Poco a poco se agregaron como estatuas “parlantes” Madame Lucrezia (único personaje femenino, originalmente representación de una sacerdotisa de la divinidad egipcia Isis), el Abate Luigi, el Facchino, el Babuino, y la idea fue asimismo imitada en otras ciudades, dando surgimiento al Hombre de Piedra de Milán, el Jorobado del Rialto en Venecia, o el Porcinito de la Logia del Mercado Nuevo de Florencia (hoy transformado en talismán para la buena fortuna).
La pequeña pero potente “red social” del cinquecento quedó conformada con estos personajes estables, que no cesaron de señalar corrupciones, nepotismos y acciones estimadas repudiables. Por ejemplo, una de las frases más famosas es un epigrama atribuido al Pasquino que ácidamente reza: “quod non fecerunt barbari, fecerunt Barberini”, “lo que no hicieron los bárbaros, lo hicieron los Barberini”, aludiendo con ello a que los hérulos que invadieron Roma al mando de Odoacro y produjeron la consecuente caída del Imperio romano de Occidente en el año 476 no dañaron el Panteón como lo hizo Maffeo Barberini, advenido Papa Urbano VIII, quien ordenó retirar bronces de aquel edificio para aplicarlos a la construcción del baldaquino de San Pedro del Vaticano y la fabricación de los cañones del Castel Sant´Angelo, dañando así irreparablemente una de las obras arquitectónicas más emblemáticas de la Antigüedad clásica.

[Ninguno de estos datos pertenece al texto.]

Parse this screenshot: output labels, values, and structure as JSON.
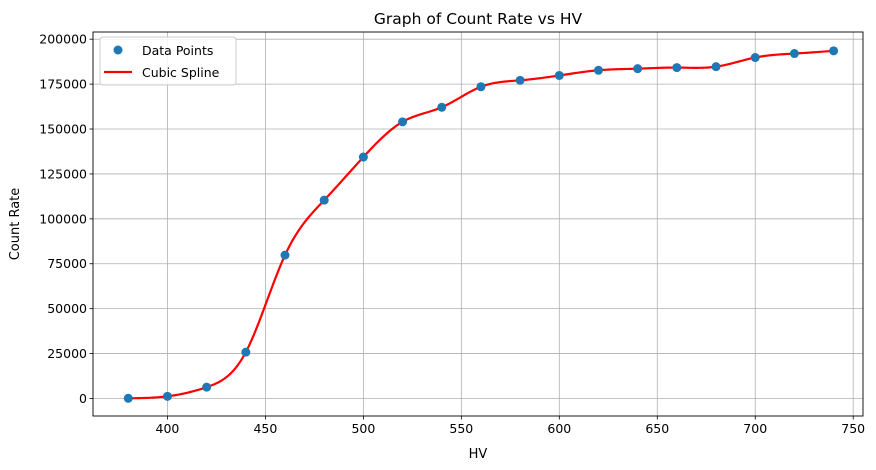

Con la unificación de Italia en 1870, las estatuas parlantes cayeron en desuso. Lo cual no impidió que nuevamente aparecieran textos críticos pegados sobre ellas en ocasión de la llegada de Hitler a la ciudad, en 1938. Esa antigua costumbre romana de expresar disenso mediante pegatinas adheridas al Pasquino no habría de ser tan fácilmente olvidada.